The Chan Zuckerberg Initiative, which is also writing grants for affordable housing, said working side by side with local communities was “core to our work.” In a statement, the Primary School said the episode with the R.V. residents was “frustrating and emblematic of larger housing issues in the Bay Area,” but that it was not aware of East Palo Alto’s action to evict those residents and had not engaged with city officials on the matter.
East Palo Alto’s residents have long felt disempowered against change brought by tech leaders like Mr. Zuckerberg. A 2.6-square-mile town where one-third of the school children are homeless, it has stood as a sign that Silicon Valley’s wealth might not spread to those beyond its tech campuses. And so even as Mr. Zuckerberg’s limited liability company seeks to build a school here, many of its residents are skeptical.
“CZI’s just walking into something with a lot of baggage,” said Daniel Saver, a lawyer with the Community Legal Services in East Palo Alto, which receives funding from the Chan Zuckerberg Initiative. “People here have been pushed around by very big interests and have been taken advantage of for decades. ”
Paul Bains, a pastor and president of Project WeHope, a local organization funded by the Chan Zuckerberg Initiative, said that the initiative needed to figure out how to interact with wary residents. “They have to learn how to communicate with communities of color,” Mr. Bains said.
The recent evictions at the R.V. enclave were not requested by the Chan Zuckerberg Initiative, said Donna Rutherford, an East Palo Alto City Council member and a former mayor of the town. Instead, city officials said the area had become a flood hazard as rains were coming and the vehicles had spilled wastewater into storm drains.

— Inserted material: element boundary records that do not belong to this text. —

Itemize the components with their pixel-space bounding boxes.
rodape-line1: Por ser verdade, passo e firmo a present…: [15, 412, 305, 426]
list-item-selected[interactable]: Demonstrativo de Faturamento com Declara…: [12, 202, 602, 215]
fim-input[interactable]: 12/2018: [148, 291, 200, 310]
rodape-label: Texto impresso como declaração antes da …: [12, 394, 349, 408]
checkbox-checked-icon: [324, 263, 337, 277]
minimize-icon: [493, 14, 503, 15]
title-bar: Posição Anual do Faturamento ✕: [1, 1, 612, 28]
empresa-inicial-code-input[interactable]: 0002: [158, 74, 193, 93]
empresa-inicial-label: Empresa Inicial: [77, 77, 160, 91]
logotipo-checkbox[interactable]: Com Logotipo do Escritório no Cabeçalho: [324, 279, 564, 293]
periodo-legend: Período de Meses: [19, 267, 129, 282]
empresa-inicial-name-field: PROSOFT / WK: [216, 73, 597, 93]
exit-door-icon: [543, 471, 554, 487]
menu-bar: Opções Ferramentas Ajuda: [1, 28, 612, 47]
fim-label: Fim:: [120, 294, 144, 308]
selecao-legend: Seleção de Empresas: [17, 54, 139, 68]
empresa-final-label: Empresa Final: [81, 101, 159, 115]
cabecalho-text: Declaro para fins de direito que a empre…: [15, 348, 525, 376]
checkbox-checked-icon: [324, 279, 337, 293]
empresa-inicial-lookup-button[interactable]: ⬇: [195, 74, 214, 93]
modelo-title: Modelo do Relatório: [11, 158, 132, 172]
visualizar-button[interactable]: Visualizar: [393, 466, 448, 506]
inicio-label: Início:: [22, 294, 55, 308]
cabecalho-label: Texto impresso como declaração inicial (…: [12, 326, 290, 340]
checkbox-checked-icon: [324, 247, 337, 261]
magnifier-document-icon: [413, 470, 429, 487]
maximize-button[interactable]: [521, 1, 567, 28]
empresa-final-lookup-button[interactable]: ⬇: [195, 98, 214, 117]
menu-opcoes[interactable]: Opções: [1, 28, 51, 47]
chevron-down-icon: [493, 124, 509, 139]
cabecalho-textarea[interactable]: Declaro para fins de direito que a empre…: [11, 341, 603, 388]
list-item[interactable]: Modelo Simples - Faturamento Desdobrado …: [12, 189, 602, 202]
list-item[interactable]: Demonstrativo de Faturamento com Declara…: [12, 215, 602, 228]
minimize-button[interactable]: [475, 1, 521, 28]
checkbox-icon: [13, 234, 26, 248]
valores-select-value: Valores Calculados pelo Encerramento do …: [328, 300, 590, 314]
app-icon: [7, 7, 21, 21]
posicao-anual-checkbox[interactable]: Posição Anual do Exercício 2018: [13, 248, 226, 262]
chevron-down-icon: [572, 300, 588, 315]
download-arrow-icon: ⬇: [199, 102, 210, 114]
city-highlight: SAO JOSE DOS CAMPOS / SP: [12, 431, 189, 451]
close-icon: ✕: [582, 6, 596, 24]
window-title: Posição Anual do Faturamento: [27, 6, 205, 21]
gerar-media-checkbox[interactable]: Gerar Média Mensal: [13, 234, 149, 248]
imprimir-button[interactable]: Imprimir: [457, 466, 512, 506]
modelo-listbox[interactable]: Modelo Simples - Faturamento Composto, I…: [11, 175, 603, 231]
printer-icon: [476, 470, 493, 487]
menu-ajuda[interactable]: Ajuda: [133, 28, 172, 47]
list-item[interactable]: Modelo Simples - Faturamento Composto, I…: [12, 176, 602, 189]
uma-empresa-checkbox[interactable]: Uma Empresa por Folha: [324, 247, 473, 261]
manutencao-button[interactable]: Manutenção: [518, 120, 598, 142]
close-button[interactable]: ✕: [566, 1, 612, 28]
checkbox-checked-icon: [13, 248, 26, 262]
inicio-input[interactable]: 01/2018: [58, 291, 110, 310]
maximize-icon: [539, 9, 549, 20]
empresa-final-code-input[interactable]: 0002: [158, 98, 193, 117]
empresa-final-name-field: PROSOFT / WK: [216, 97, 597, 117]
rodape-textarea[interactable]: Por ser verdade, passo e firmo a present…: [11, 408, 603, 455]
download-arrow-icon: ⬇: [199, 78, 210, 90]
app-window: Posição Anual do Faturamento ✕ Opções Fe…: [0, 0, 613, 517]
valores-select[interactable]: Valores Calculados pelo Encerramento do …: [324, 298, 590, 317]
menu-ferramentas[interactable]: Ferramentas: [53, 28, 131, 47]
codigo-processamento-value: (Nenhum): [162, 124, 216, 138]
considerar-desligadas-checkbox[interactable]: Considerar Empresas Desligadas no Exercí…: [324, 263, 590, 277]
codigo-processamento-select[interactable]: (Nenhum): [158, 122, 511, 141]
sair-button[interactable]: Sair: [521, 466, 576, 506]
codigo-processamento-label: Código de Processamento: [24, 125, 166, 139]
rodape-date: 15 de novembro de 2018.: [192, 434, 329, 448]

“Let me just walk you through the gross part,” said Michelle Daher, an environmental management analyst for East Palo Alto, heading to a storm drain last week where she said 6,000 gallons of waste from R.V.s had to be pumped one day.
Ms. Daher pointed out the future site of the school, an empty lot surrounded by a chain-link fence. “This obviously is the Chan Zuckerberg location,” she said. She added that the flood-prone street would be rebuilt for the school, so the R.V.s would have had to move in any case.
Sean Charpentier, East Palo Alto’s assistant city manager, said the region had been squeezed by the wealth around it and that the homeless population had grown. “We’re a receptacle for the externalities around us,” he said. “It’s felt more deeply here because this city was formed to provide safe and affordable housing.”
Patricia Lopez, 48, who owns a home on the street where the R.V.s were parked, said the trouble for the R.V. residents began after a community meeting that Facebook executives attended.
“They didn’t introduce themselves, but the organizer said, ‘Facebook is in the house,’ and they waved. And ever since then, it’s been heavy harassment, heavy policing,” she said, which ultimately led to the evictions.
At last week’s City Hall meeting, residents and protesters expressed support for the school but anxiety over the Chan Zuckerberg Initiative.
“The first step is to make sure quasi-affiliated supposed philanthropic organizations don’t set the policy,” said Johannes Muenzel, 28, a software engineer who is the co-chairman of Silicon Valley’s Democratic Socialists of America chapter.
Mr. Kirk, the Stanford student, stood in the back, organizing other students. He said he had never seen so much grass-roots energy to protest among his cohort.
“It’s sprung up out of nowhere. This is the issue we need to focus on,” he said, adding that it was remarkable to get so many Stanford students protesting on a school night.
By 11 p.m., protesters and city staff were getting agitated and tired. Eventually, the Public Works and Transportation Commission recommended that city staff pursue a long-term solution for the R.V. community by working with nonprofit organizations and by looking into a ban on oversize vehicles parking overnight.